Depresyon Neden Olur?
- Genetik yatkınlık
- Fiziksel, duygusal ve cinsel istismar
- Çocukluk dönemi travmaları
- Olumsuz yaşam olayları (ölüm, boşanma, doğal afetler)
- Sağlık sorunları ve bazı hastalıklar
- İş yerinde veya aile içinde yaşanan problemler
- Ekonomik sorunlar, işsizlik
- Uzun dönem stres altında olma
Depresyon Belirtileri
- En az iki hafta boyunca neredeyse her gün üzgün ve çökkün bir ruh hali
- Yaşamsal faaliyetlere karşı ilginin azalması
- Eskiden zevk aldığı şeylerden artık keyif alamaması
- Uykuda azalma ya da aşırı uyku hali
- İştah azalması veya aşırı yemek yeme
- Enerji düşüklüğü ve kendini yorgun, bitkin hissetme
- Dikkat ve konsantrasyon sorunları
- Bedensel ve zihinsel işlerde azalma, hareketsizlik
- Cinsel isteksizlik
- Tekrarlayan ölüm düşüncesi, intihar planları ya da intihara teşebbüs
Depresyon En Çok Kimlerde Görülür
Depresyon her yaş gurubunda ortaya çıkabilir.
Toplumun yüzde yirmisi yaşamlarının herhangi bir döneminde depresyon geçirmektedir.
Ailede depresyon geçmişi olanlar daha yüksek risk grubundadır.
Kadınlarda erkeklere oranla 2-3 kat daha fazla depresyona rastlanır..Kadınların hamilelik, doğum ve menopoz dönemlerinde hormonal değişikliklerin olması depresyon riskini artıran etkenlerdendir.

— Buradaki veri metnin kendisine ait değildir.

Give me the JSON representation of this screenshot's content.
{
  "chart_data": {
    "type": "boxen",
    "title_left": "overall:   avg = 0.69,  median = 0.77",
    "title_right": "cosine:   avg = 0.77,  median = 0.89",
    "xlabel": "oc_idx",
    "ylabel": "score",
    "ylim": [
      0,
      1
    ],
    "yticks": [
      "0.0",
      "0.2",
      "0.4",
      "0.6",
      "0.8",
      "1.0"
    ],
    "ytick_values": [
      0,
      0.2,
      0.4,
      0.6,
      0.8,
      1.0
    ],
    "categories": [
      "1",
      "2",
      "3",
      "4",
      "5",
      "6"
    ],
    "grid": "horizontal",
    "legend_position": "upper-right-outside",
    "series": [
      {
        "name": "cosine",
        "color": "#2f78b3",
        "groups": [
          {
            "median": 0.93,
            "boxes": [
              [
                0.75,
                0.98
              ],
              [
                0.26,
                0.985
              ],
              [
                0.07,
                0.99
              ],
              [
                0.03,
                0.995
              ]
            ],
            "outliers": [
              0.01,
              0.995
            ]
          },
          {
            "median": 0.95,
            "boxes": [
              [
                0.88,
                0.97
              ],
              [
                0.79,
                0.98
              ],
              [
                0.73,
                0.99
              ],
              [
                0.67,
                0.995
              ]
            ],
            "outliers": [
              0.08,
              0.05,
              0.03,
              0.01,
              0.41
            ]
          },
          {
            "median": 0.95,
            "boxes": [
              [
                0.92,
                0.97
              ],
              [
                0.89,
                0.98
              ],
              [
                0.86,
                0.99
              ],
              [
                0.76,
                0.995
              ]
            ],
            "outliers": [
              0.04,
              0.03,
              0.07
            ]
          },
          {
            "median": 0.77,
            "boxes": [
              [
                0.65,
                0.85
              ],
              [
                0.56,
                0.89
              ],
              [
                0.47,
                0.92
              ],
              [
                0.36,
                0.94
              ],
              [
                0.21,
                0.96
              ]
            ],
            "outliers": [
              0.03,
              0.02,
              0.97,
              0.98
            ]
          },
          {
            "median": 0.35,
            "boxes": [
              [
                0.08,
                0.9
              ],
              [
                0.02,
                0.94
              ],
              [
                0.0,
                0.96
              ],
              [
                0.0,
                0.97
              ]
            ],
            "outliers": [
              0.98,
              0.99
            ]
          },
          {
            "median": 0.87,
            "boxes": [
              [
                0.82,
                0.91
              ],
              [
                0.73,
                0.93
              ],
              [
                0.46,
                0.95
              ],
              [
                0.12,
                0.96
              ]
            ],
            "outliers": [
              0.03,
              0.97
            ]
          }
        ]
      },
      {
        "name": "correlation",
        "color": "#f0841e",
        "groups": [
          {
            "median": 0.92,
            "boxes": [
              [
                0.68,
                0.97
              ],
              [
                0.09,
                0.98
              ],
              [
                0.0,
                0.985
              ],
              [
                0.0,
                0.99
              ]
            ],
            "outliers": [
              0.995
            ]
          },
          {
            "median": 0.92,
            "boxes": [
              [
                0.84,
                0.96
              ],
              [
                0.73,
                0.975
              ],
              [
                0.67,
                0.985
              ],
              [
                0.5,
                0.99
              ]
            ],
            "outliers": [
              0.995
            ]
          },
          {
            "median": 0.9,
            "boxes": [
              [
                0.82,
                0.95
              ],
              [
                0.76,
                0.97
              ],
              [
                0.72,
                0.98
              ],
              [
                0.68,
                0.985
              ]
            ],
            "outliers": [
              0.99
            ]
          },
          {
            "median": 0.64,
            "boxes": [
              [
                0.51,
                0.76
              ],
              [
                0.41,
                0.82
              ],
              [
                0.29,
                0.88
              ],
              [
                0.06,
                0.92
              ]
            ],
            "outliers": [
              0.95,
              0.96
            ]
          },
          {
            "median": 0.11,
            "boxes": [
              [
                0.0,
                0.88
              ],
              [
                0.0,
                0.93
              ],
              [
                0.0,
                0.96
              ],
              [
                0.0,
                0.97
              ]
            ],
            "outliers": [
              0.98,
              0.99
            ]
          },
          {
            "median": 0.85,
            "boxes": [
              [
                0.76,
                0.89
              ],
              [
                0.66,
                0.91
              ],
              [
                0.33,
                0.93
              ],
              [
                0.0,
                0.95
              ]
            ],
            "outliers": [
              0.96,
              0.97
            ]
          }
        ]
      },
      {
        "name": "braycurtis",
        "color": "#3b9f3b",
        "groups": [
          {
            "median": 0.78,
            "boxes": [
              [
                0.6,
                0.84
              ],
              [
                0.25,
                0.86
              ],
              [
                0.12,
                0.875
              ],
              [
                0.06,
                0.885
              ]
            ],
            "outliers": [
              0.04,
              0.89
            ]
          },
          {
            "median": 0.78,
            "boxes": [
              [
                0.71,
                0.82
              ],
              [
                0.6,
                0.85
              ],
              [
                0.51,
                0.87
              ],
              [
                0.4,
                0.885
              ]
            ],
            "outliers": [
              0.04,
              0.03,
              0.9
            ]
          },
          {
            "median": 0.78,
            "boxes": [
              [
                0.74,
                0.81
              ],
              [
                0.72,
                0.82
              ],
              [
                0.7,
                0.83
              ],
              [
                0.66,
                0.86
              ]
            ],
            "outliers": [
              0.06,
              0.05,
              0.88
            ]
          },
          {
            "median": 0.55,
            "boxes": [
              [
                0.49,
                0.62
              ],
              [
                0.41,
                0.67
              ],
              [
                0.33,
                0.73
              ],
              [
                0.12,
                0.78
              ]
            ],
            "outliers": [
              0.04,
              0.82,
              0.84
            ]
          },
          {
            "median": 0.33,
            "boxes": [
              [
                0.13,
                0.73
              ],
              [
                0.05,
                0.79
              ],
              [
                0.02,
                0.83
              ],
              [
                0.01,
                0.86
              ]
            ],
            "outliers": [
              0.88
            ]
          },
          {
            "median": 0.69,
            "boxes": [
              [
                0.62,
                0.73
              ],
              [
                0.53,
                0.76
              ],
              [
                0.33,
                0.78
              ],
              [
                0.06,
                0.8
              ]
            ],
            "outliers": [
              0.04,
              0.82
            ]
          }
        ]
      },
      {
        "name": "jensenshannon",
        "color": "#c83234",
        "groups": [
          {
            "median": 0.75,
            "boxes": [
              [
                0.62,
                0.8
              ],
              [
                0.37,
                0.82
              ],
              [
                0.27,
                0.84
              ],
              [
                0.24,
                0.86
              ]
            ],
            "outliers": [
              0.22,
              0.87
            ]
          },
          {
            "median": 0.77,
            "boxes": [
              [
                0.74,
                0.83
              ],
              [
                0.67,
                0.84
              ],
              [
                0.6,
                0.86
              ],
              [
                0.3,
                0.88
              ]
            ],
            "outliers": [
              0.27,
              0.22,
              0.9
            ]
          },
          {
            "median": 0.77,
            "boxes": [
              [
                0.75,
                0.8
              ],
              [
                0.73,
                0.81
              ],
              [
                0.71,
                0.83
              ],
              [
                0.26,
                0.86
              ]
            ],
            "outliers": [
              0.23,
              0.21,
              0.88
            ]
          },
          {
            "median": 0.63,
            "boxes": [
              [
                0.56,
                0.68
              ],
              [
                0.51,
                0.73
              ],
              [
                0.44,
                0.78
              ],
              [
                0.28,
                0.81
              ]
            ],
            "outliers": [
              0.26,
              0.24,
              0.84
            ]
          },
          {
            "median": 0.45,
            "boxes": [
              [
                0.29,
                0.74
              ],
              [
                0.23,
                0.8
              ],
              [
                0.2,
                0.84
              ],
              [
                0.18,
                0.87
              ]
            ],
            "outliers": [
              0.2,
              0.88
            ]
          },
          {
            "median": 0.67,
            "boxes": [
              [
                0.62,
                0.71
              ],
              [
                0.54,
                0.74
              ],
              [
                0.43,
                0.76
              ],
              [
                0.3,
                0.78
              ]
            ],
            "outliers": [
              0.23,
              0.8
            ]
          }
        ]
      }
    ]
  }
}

Görülme sıklığı ırk, kültür ve coğrafi bölgeden etkilenmemektedir.

Depresyon Tedavisi
Depresyon toplumumuzda en sık görülen ruhsal sorunlardandır ve tedavisi mümkündür.Tedavilerde psikoterapi ve gerektiği zamanlarda da ilaç tedavisi uygulanır.Kişiler depresyonda olduğunu bilse de ilaç kullanmak istememelerinden dolayı tedaviden uzak durabilmektedirler.İlaçların uyuşturucu ve bağımlılık yapıcı etkilerinden korkmaktadırlar.Bu inanç yersiz ve asılsızdır.Ruh sağlığı uzmanlarından yardım alınarak uygulanan tedavilerde bu tarz sorunlar yaşanmaz; ancak günümüzde ruh sağlığı hekimlerinin dışında da antidepresan önerenler mevcuttur. Esas dikkatli davranılması gereken husus budur.
Hafif ve orta dereceli depresyonlarda ayakta tedavi uygulanırken intihar düşüncesinin mevcut olduğu veya bu tarz bir girişimde bulunan hastalar için hastaneye yatırılarak tedavi uygulanır.
Psikoterapi ise kişinin duygu, düşünce ve davranışları üzerinde çalışılmasıdır.Bu çalışmalar kişinin bilişsel olarak düşünce sistemini düzenleyecek ve hissettiği olumsuz duyguları değiştirmesine yardımcı olacaktır.Tedavi sonrasında ise kişi belirtilerin tekrarlaması halinde ne tür düşünce ve davranış sistemi geliştirileceğine dair bilgi sahibidir.
En etkili yöntem ilaç ve psikoterapinin birlikte kullanımını içerir.